Hallway Studio

October 16, 2015

Who is our customer? What are we trying to accomplish? How did we get here? What did we learn?

I like simple questions about important things. They strip away marketing speak. They force us to make choices. They expose misunderstanding and misalignment. They make it easy for people to understand take action.

Asking simple questions can make you feel silly. Shouldn’t you already know the answer? Don’t we all know the answer? Why ask a simple question instead of saying something like “How will we leverage our competitive advantage to penetrate this emerging market?”

Often we don’t know the answer to these questions, the answers are inconsistent or very complicated. When a leadership team can’t answer a simple question, you will usually see their teams struggling to grow and execute because they don’t have clear direction. The worst is when the answer is because some exec wants it.

As humans we don’t like uncertainty, we don’t feel comfortable with ambiguity and abstract ideas. So we focus on the color of a button rather than if a product should be built or what are strategy is. Because of this we need to made to focus on what’s important and simple questions do that.

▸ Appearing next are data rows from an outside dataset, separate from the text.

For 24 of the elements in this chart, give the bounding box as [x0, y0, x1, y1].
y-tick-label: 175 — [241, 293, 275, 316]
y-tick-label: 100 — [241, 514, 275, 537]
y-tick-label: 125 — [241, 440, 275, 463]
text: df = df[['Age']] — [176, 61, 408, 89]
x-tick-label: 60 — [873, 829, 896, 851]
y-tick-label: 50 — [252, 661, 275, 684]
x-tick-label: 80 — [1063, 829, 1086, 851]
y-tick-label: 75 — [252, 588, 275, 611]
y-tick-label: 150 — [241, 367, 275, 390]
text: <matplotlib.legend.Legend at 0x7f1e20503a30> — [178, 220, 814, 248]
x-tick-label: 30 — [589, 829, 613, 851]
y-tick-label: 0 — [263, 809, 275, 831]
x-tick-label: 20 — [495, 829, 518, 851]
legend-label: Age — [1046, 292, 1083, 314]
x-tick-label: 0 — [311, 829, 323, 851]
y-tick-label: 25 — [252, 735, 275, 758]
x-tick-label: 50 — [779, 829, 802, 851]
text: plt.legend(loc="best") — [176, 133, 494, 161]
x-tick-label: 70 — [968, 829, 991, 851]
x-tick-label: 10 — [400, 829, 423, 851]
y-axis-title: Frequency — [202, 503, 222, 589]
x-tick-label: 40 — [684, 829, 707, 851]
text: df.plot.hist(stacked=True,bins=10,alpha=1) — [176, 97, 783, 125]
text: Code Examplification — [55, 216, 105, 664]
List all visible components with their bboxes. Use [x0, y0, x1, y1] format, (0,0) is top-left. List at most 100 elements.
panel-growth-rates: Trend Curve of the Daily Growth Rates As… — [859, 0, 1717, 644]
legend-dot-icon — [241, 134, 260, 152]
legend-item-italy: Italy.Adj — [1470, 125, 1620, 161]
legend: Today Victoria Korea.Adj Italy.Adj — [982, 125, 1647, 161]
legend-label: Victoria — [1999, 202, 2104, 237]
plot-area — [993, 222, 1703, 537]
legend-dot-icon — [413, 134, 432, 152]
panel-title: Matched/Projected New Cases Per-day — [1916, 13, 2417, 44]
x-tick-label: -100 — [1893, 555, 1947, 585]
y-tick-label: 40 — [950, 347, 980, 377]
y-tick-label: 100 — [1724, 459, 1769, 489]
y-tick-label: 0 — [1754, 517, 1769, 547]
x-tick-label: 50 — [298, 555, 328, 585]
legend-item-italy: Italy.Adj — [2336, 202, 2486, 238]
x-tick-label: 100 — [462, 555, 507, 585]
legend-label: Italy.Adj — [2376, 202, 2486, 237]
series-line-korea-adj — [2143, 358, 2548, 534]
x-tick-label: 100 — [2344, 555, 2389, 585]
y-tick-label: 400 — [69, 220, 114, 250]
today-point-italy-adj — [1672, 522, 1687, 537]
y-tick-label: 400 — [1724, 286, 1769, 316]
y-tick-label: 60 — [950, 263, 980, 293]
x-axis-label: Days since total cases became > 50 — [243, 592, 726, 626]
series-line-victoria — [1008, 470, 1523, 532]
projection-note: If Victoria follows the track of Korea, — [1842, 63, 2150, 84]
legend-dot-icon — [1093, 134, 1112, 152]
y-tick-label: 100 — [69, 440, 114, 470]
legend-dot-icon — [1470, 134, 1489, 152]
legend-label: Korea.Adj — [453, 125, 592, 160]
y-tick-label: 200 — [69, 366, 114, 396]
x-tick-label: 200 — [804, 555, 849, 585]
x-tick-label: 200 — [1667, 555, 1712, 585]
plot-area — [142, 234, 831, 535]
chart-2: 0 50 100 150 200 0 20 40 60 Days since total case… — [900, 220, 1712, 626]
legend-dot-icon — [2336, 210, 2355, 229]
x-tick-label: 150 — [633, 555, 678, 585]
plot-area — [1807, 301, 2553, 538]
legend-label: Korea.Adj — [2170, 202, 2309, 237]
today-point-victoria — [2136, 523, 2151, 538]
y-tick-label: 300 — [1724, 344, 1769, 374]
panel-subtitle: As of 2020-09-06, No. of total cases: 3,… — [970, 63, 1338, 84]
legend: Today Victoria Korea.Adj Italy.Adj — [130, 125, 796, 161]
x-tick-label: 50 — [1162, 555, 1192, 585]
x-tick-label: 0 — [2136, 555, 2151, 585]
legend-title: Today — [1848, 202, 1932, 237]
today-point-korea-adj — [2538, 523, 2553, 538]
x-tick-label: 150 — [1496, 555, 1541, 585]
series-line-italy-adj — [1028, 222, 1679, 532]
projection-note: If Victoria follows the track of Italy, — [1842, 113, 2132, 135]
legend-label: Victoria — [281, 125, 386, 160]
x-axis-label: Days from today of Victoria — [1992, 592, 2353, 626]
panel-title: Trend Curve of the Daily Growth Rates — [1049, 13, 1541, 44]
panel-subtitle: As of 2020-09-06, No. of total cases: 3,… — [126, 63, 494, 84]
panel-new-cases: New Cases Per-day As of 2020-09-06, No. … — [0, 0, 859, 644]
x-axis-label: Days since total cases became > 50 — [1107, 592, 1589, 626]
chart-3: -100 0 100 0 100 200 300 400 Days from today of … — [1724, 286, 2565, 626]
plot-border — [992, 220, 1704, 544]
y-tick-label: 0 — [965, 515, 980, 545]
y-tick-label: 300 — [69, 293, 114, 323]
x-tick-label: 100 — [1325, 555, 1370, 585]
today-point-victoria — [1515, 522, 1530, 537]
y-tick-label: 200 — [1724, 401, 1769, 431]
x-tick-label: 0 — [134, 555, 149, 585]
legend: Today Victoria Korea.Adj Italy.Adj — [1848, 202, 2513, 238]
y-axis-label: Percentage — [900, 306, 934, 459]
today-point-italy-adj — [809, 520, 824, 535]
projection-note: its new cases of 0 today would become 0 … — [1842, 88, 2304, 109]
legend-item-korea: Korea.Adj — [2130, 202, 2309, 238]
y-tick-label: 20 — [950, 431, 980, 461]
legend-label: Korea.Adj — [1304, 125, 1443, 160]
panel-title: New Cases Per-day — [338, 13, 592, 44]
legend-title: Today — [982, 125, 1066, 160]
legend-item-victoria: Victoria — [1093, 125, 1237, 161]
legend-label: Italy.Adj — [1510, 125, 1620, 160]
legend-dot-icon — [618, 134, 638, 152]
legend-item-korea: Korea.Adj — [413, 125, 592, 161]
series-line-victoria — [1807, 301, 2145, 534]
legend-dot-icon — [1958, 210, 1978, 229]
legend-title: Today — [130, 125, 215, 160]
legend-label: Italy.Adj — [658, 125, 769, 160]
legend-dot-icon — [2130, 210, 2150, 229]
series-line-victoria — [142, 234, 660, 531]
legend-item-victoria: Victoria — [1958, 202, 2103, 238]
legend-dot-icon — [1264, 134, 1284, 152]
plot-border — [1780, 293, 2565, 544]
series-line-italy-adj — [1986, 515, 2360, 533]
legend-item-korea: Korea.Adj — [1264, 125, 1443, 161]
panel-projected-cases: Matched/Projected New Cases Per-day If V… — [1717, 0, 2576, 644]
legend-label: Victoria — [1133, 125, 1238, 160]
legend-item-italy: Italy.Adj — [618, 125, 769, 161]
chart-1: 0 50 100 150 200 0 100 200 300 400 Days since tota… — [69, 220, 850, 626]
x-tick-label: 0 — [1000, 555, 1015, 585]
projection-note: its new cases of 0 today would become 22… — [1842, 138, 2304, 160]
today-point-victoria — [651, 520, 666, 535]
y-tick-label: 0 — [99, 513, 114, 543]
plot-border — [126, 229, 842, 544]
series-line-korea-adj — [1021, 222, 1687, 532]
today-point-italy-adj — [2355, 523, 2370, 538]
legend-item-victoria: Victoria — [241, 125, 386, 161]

Answering simple questions is hard. You have to make choices and tradeoffs. A simple question calls for  a simple answer in plain language, not overly tortured marketing speak. If you are hedging or hiding it will be obvious.

If you work through this challenge and get to an simple answer it will be easy to understand, to communicate to your team, for teams to take action, to see if you’ve got the wrong answer and make changes.

Next time you are in a meeting ask a simple question and see where it takes you.

Image: An altered image of the Robert and Arlene Kogod Courtyard at the Reynolds Center in Washington DC.